We also conduct an experiment to characterize the sensitivity (i.e., the size of true positives that can be detected by our method) and specificity (i.e., 1 − false positive rate) of proposed approach for different activation functions (Figure 6). The results in Figure 6 are reported using receiver operator characteristic (ROC) curves, which plot the achievable sensitivity at a given specificity (1 − false positive rate). Good performance is reflected in curves with a stronger bend towards the upper-left corner of the ROC graph (i.e., high sensitivity is achieved with a low false positive rate). We found that the proposed method achieved over 83 percent detection rate with less than 10 percent false positive rate. The results demonstrate that the proposed ELM can successfully classify positive and negative samples in all five activation functions that we investigated. Our algorithm can perfectly classify interacting and noninteracting protein pairs with only a few exceptions.

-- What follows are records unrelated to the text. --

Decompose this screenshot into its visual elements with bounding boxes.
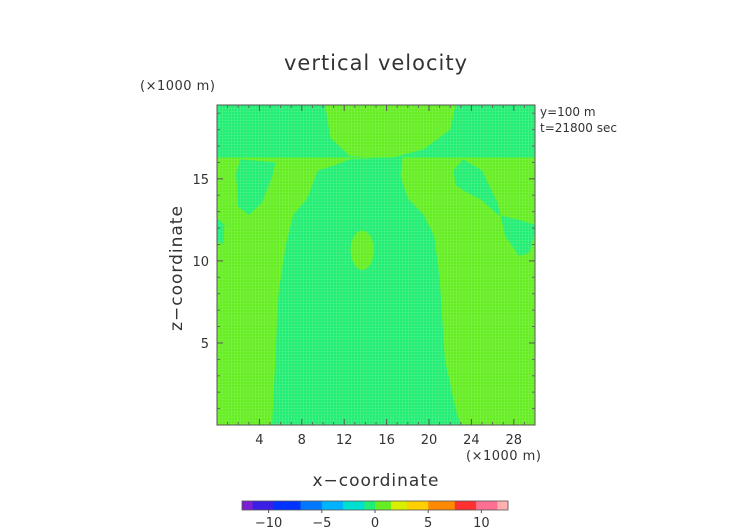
x-tick-label: 16: [378, 433, 395, 448]
colorbar-cell: [284, 501, 291, 510]
colorbar-cell: [337, 501, 344, 510]
x-tick-label: 20: [421, 433, 438, 448]
colorbar-cell: [497, 501, 504, 510]
colorbar-cell: [300, 501, 307, 510]
y-tick-label: 5: [201, 337, 209, 352]
colorbar-cell: [364, 501, 371, 510]
colorbar-cell: [343, 501, 349, 510]
y-axis: 5 10 15: [192, 112, 535, 410]
colorbar-cell: [359, 501, 365, 510]
colorbar-cell: [433, 501, 440, 510]
colorbar-cell: [332, 501, 339, 510]
colorbar-cell: [460, 501, 466, 510]
colorbar-tick-label: −5: [312, 516, 331, 531]
colorbar-cell: [305, 501, 312, 510]
x-tick-label: 4: [255, 433, 263, 448]
colorbar-cell: [412, 501, 418, 510]
chart-title: vertical velocity: [284, 51, 468, 75]
colorbar-cell: [492, 501, 498, 510]
colorbar-cell: [449, 501, 456, 510]
colorbar-cell: [486, 501, 493, 510]
colorbar-cell: [444, 501, 450, 510]
colorbar-cell: [252, 501, 259, 510]
colorbar-cell: [401, 501, 408, 510]
colorbar-tick-label: 5: [424, 516, 432, 531]
x-axis: 4 8 12 16 20 24 28: [227, 105, 525, 448]
x-tick-label: 8: [298, 433, 306, 448]
colorbar-cell: [327, 501, 333, 510]
colorbar-cell: [321, 501, 328, 510]
y-unit-label: (×1000 m): [140, 79, 215, 94]
grid-overlay: [217, 105, 535, 425]
colorbar-cell: [465, 501, 472, 510]
colorbar: −10 −5 0 5 10: [241, 500, 509, 531]
colorbar-cell: [375, 501, 381, 510]
y-axis-label: z−coordinate: [167, 205, 187, 331]
x-unit-label: (×1000 m): [466, 449, 541, 464]
colorbar-cell: [289, 501, 296, 510]
y-tick-label: 15: [192, 173, 209, 188]
x-tick-label: 24: [463, 433, 480, 448]
colorbar-tick-label: 0: [371, 516, 379, 531]
colorbar-cell: [311, 501, 317, 510]
colorbar-cell: [369, 501, 376, 510]
colorbar-cell: [273, 501, 280, 510]
colorbar-cell: [438, 501, 445, 510]
colorbar-tick-label: 10: [473, 516, 490, 531]
y-tick-label: 10: [192, 255, 209, 270]
colorbar-cell: [242, 501, 248, 510]
colorbar-tick-label: −10: [255, 516, 282, 531]
colorbar-cell: [406, 501, 413, 510]
colorbar-cell: [380, 501, 387, 510]
colorbar-cell: [353, 501, 360, 510]
colorbar-cell: [316, 501, 323, 510]
colorbar-cell: [348, 501, 355, 510]
colorbar-cell: [390, 501, 397, 510]
annotation-y: y=100 m: [540, 105, 596, 119]
colorbar-cell: [502, 501, 509, 510]
colorbar-cell: [417, 501, 424, 510]
colorbar-cell: [295, 501, 301, 510]
x-axis-label: x−coordinate: [313, 471, 440, 491]
colorbar-cell: [470, 501, 477, 510]
colorbar-cell: [385, 501, 392, 510]
colorbar-cell: [247, 501, 254, 510]
colorbar-cell: [454, 501, 461, 510]
colorbar-cell: [476, 501, 482, 510]
colorbar-cell: [396, 501, 402, 510]
colorbar-cell: [263, 501, 269, 510]
colorbar-cell: [481, 501, 488, 510]
colorbar-cell: [428, 501, 434, 510]
x-tick-label: 28: [506, 433, 523, 448]
colorbar-cell: [268, 501, 275, 510]
x-tick-label: 12: [336, 433, 353, 448]
colorbar-cell: [422, 501, 429, 510]
annotation-t: t=21800 sec: [540, 121, 617, 135]
colorbar-cell: [257, 501, 264, 510]
colorbar-cell: [279, 501, 285, 510]
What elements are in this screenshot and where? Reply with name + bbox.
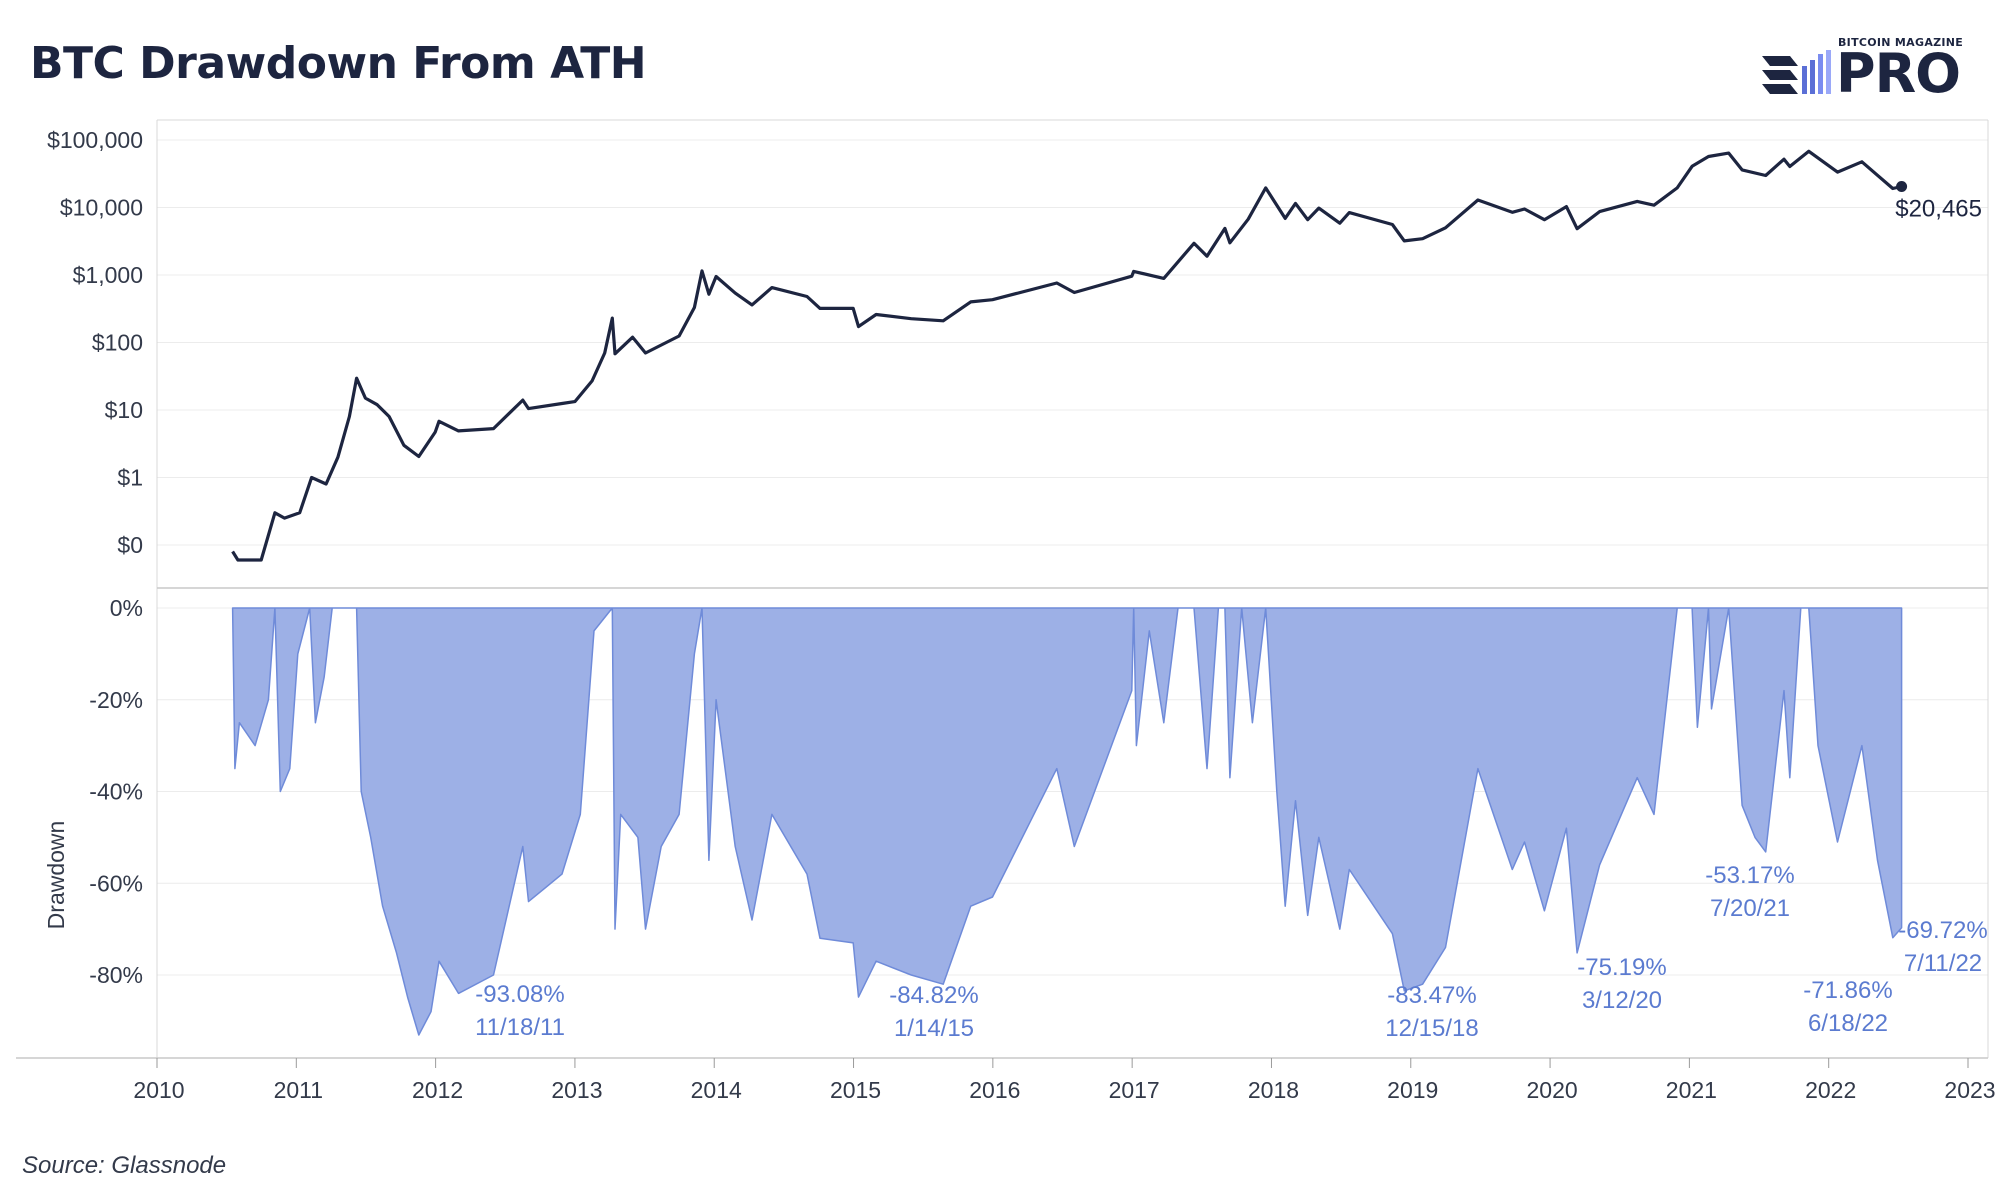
drawdown-axis-label: Drawdown	[43, 821, 69, 930]
chart-frame	[16, 119, 1989, 1059]
price-tick-label: $1	[117, 465, 143, 491]
x-tick-label: 2014	[691, 1077, 742, 1103]
price-line	[231, 149, 1902, 562]
logo-small-text: BITCOIN MAGAZINE	[1838, 36, 1964, 49]
price-tick-label: $0	[117, 532, 143, 558]
x-tick-label: 2019	[1387, 1077, 1438, 1103]
price-y-axis: $0 $1 $10 $100 $1,000 $10,000 $100,000	[47, 127, 143, 558]
drawdown-y-axis: 0% -20% -40% -60% -80%	[89, 595, 143, 988]
drawdown-tick-label: -60%	[89, 870, 143, 896]
x-tick-label: 2011	[274, 1077, 323, 1103]
price-tick-label: $100	[92, 330, 143, 356]
chart-title: BTC Drawdown From ATH	[30, 38, 647, 89]
x-tick-label: 2017	[1109, 1077, 1160, 1103]
annotation-value: -93.08%	[475, 981, 564, 1008]
drawdown-area	[231, 607, 1903, 1036]
x-tick-label: 2012	[412, 1077, 463, 1103]
x-tick-label: 2020	[1526, 1077, 1577, 1103]
annotation-value: -53.17%	[1705, 862, 1794, 889]
x-tick-label: 2018	[1248, 1077, 1299, 1103]
x-tick-label: 2023	[1944, 1077, 1995, 1103]
drawdown-annotations: -93.08% 11/18/11 -84.82% 1/14/15 -83.47% 12/1…	[475, 862, 1988, 1042]
price-tick-label: $1,000	[73, 262, 143, 288]
x-tick-label: 2022	[1805, 1077, 1856, 1103]
annotation-value: -75.19%	[1577, 954, 1666, 981]
logo-big-text: PRO	[1836, 42, 1961, 105]
x-tick-label: 2016	[969, 1077, 1020, 1103]
annotation-value: -83.47%	[1387, 982, 1476, 1009]
annotation-date: 11/18/11	[475, 1014, 565, 1041]
annotation-date: 7/20/21	[1710, 895, 1790, 922]
price-line-layer: $20,465	[231, 149, 1982, 562]
annotation-value: -71.86%	[1803, 977, 1892, 1004]
drawdown-tick-label: -80%	[89, 962, 143, 988]
annotation-date: 6/18/22	[1808, 1010, 1888, 1037]
last-price-point	[1896, 181, 1908, 193]
price-tick-label: $10	[105, 397, 143, 423]
x-tick-label: 2015	[830, 1077, 881, 1103]
annotation-date: 1/14/15	[894, 1015, 974, 1042]
annotation-value: -84.82%	[889, 982, 978, 1009]
logo-bars-icon	[1762, 50, 1831, 94]
price-tick-label: $100,000	[47, 127, 143, 153]
annotation-date: 12/15/18	[1385, 1015, 1478, 1042]
annotation-date: 7/11/22	[1904, 950, 1982, 977]
annotation-value: -69.72%	[1898, 917, 1987, 944]
x-tick-label: 2013	[551, 1077, 602, 1103]
annotation-date: 3/12/20	[1582, 987, 1662, 1014]
last-price-label: $20,465	[1895, 196, 1982, 223]
source-note: Source: Glassnode	[22, 1152, 227, 1179]
price-tick-label: $10,000	[60, 195, 143, 221]
x-tick-label: 2021	[1666, 1077, 1717, 1103]
x-axis: 2010 2011 2012 2013 2014 2015 2016 2017 2018 2019…	[133, 1058, 1996, 1103]
drawdown-tick-label: -40%	[89, 779, 143, 805]
drawdown-tick-label: 0%	[110, 595, 143, 621]
drawdown-tick-label: -20%	[89, 687, 143, 713]
drawdown-area-layer	[231, 607, 1903, 1036]
x-tick-label: 2010	[133, 1077, 184, 1103]
bitcoin-magazine-pro-logo: BITCOIN MAGAZINE PRO	[1760, 36, 1980, 106]
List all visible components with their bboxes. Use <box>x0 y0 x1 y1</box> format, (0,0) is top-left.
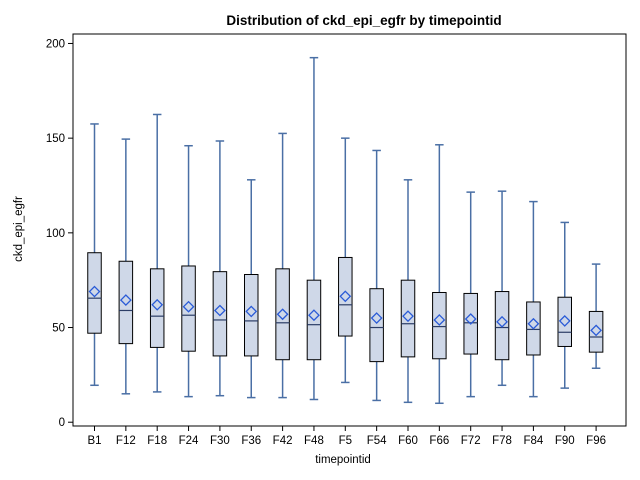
y-tick-label-150: 150 <box>46 133 65 145</box>
x-tick-label-F30: F30 <box>210 435 230 447</box>
iqr-box <box>182 266 196 351</box>
x-tick-label-F42: F42 <box>273 435 293 447</box>
x-tick-label-F24: F24 <box>179 435 199 447</box>
x-tick-label-B1: B1 <box>87 435 101 447</box>
x-tick-label-F18: F18 <box>147 435 167 447</box>
box-F78 <box>495 191 509 385</box>
box-F96 <box>589 264 603 368</box>
x-tick-label-F5: F5 <box>339 435 352 447</box>
x-tick-label-F48: F48 <box>304 435 324 447</box>
box-F18 <box>150 114 164 391</box>
box-F48 <box>307 58 321 400</box>
iqr-box <box>150 269 164 348</box>
iqr-box <box>119 261 133 343</box>
x-tick-label-F78: F78 <box>492 435 512 447</box>
box-F42 <box>276 133 290 397</box>
y-tick-label-200: 200 <box>46 38 65 50</box>
x-tick-label-F66: F66 <box>429 435 449 447</box>
x-tick-label-F36: F36 <box>241 435 261 447</box>
chart-title: Distribution of ckd_epi_egfr by timepoin… <box>226 13 501 28</box>
plot-frame <box>73 34 626 426</box>
x-axis-label: timepointid <box>315 454 371 466</box>
x-tick-label-F12: F12 <box>116 435 136 447</box>
iqr-box <box>213 272 227 356</box>
x-tick-label-F54: F54 <box>367 435 387 447</box>
x-tick-label-F60: F60 <box>398 435 418 447</box>
box-F5 <box>339 138 353 382</box>
box-F30 <box>213 141 227 396</box>
y-tick-label-100: 100 <box>46 228 65 240</box>
x-tick-label-F84: F84 <box>523 435 543 447</box>
iqr-box <box>245 275 259 356</box>
x-tick-label-F72: F72 <box>461 435 481 447</box>
iqr-box <box>88 253 102 333</box>
box-F54 <box>370 150 384 400</box>
x-tick-label-F90: F90 <box>555 435 575 447</box>
x-axis: B1 F12 F18 F24 F30 F36 F42 F48 F5 F54 F60 F66 F72 F78… <box>87 426 606 447</box>
iqr-box <box>495 292 509 360</box>
box-B1 <box>88 124 102 385</box>
box-F90 <box>558 222 572 388</box>
box-F72 <box>464 192 478 397</box>
iqr-box <box>370 289 384 362</box>
y-axis: 0 50 100 150 200 <box>46 38 73 429</box>
x-tick-label-F96: F96 <box>586 435 606 447</box>
box-F36 <box>245 180 259 398</box>
iqr-box <box>589 311 603 352</box>
box-F24 <box>182 146 196 397</box>
box-F66 <box>433 145 447 403</box>
y-axis-label: ckd_epi_egfr <box>13 196 25 262</box>
box-F84 <box>527 202 541 397</box>
box-F60 <box>401 180 415 403</box>
boxes <box>88 58 603 404</box>
iqr-box <box>401 280 415 357</box>
y-tick-label-0: 0 <box>59 417 65 429</box>
y-tick-label-50: 50 <box>52 323 65 335</box>
box-F12 <box>119 139 133 394</box>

To sum up, considering the high efficiency as well as the good performance we can readily conclude that the proposed approach generally outperforms the state-of-the-art model with higher discrimination power for predicting PPIs based on the information of protein sequences. Therefore, we can see clearly that our model is a much more appropriate method for predicting new protein interactions compared with the other methods. Consequently, it makes us be more convinced that the proposed method can be very helpful in assisting the biologist to assist in the design and validation of experimental studies and for the prediction of interaction partners.

4. Conclusions

In this paper, we have developed an efficient and fast learning technique, which utilizes global and local information of protein amino acid sequence, for accurate identification PPIs at considerably high speed both in training and testing phase. The first contribution of this work is a novel protein amino acids sequence representation using amino acid composition and a descriptor to represent global and local information of a protein sequence, respectively. Then, the application of extreme learning machine ensures reliable recognition with minimum error and learning speed approximately thousands of times faster than the state-of-the-art classification method SVM. Experimental results demonstrated that the proposed method performed significantly well in distinguishing interacting and noninteracting protein pairs. It was observed that the proposed method achieved the mean classification accuracy of 84.8% using 5-fold cross-validation. Meanwhile, comparative study was conducted on the proposed method and the state-of-the-art SVM. The experimental results showed that our method significantly outperformed SVM in terms of classification accuracy with shorter running time.

Conflict of Interests

The authors declare that there is no conflict of interests regarding the publication of this paper.

Acknowledgments

This work is supported by the National Science Foundation of China, under Grants 61102119, 61373086, 61133010, U1201256, and 61171125. The authors would like to thank all the guest editors and anonymous reviewers for their constructive advices.